What crime, exactly?
Adam Liptak has a finely-wrought story in the Times now about the Judy Miller situation. It must have been a painful headline to see in print: New York Times Reporter Jailed For Keeping Source Secret.
Judy Miller didn't have enough of a story for the Times to publish. No one knows precisely what crime the prosecutor is investigating. And a journalist (someone that New York magazine intimates isn't liked very much) goes off to jail — charged with civil contempt — after shakily reading a statement about the importance of a free press. It's all so strange.
Someone asked tonight, “Why is she protecting whatever jerk was her source?” Reporters care a great deal about protecting all their sources, but some reporters involved in this situation have presumably talked to the prosecutor. Robert Novak. The Post's Walter Pincus. Those reporters, no doubt ably represented, appear to have made the decision that the fact that their sources may have been committing a crime by leaking the CIA agent's name vitiated their privilege not to talk about that source. Matt Cooper's source has let him talk, so he's talking.
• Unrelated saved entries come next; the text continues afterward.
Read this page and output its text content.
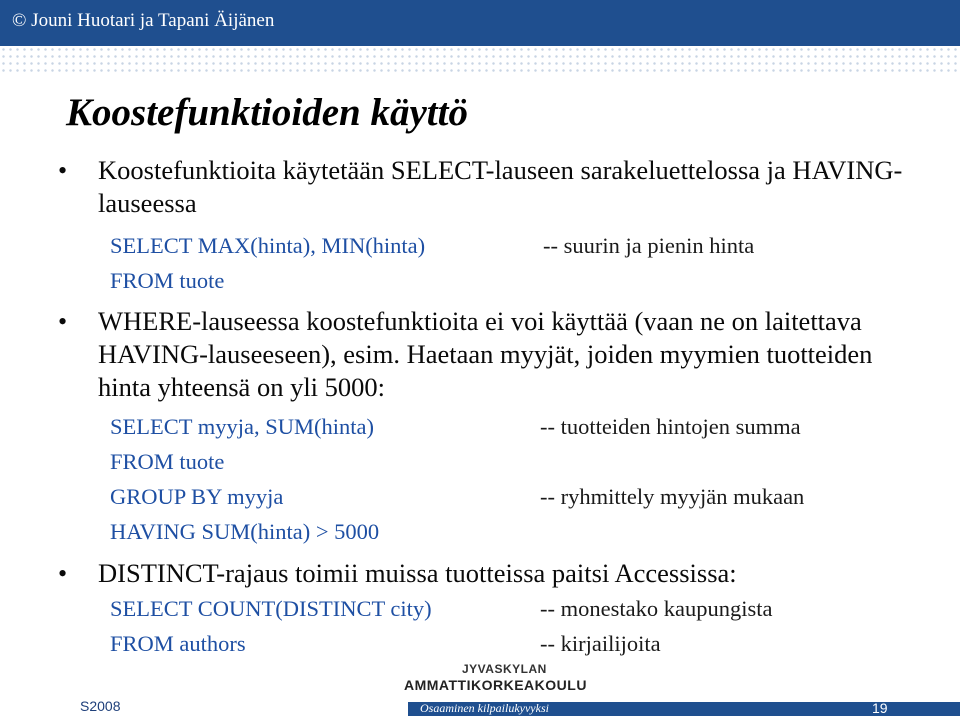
© Jouni Huotari ja Tapani Äijänen
Koostefunktioiden käyttö
• Koostefunktioita käytetään SELECT-lauseen sarakeluettelossa ja HAVING-lauseessa
SELECT MAX(hinta), MIN(hinta)	-- suurin ja pienin hinta
FROM tuote
• WHERE-lauseessa koostefunktioita ei voi käyttää (vaan ne on laitettava HAVING-lauseeseen), esim. Haetaan myyjät, joiden myymien tuotteiden hinta yhteensä on yli 5000:
SELECT myyja, SUM(hinta)	-- tuotteiden hintojen summa
FROM tuote
GROUP BY myyja	-- ryhmittely myyjän mukaan
HAVING SUM(hinta) > 5000
• DISTINCT-rajaus toimii muissa tuotteissa paitsi Accessissa:
SELECT COUNT(DISTINCT city)	-- monestako kaupungista
FROM authors	-- kirjailijoita
JYVASKYLAN
AMMATTIKORKEAKOULU
Osaaminen kilpailukyvyksi
S2008	19
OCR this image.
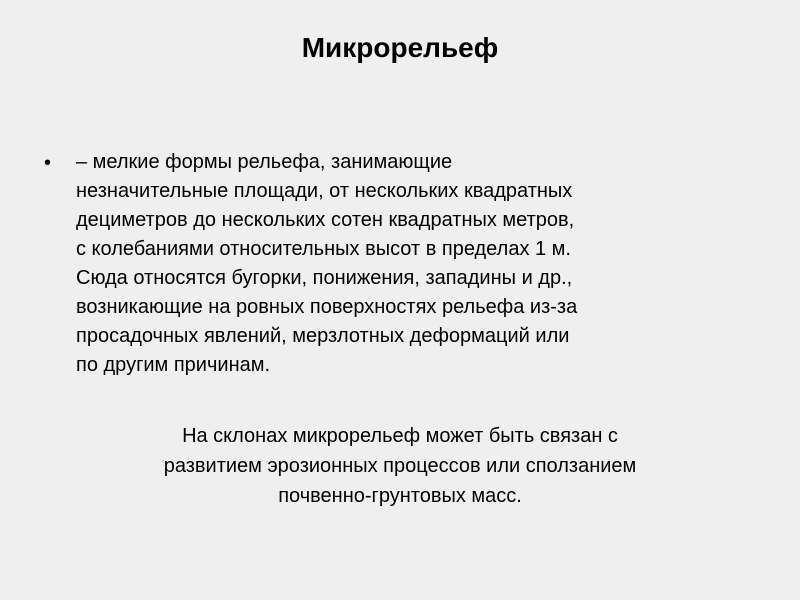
Микрорельеф
• – мелкие формы рельефа, занимающие
незначительные площади, от нескольких квадратных
дециметров до нескольких сотен квадратных метров,
с колебаниями относительных высот в пределах 1 м.
Сюда относятся бугорки, понижения, западины и др.,
возникающие на ровных поверхностях рельефа из-за
просадочных явлений, мерзлотных деформаций или
по другим причинам.

На склонах микрорельеф может быть связан с
развитием эрозионных процессов или сползанием
почвенно-грунтовых масс.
Why is Judy Miller not taking this route? The Times staunchly says that her approach is principled. It seems to me that this is a terrible test case, and it may undermine other reporters' efforts to claim the privilege in more appropriate circumstances. I tend to think that the reporter's privilege is important — and we have other privileges that we care about as well, like the attorney-client privilege and the priest-penitent privilege, and all the rest — but these privileges are rebuttable under some circumstances. On the other hand, because we don't really know what the prosecutor is up to, it's difficult to assess the propriety of asserting the privilege in this particular context.
So — I applaud principles and privileges, but this entire morass is bound to have negative effects on an already-troubled profession. The prosecutor seems vindictive. I wish he would back off — that's the piece that seems most moveable on this particular chessboard.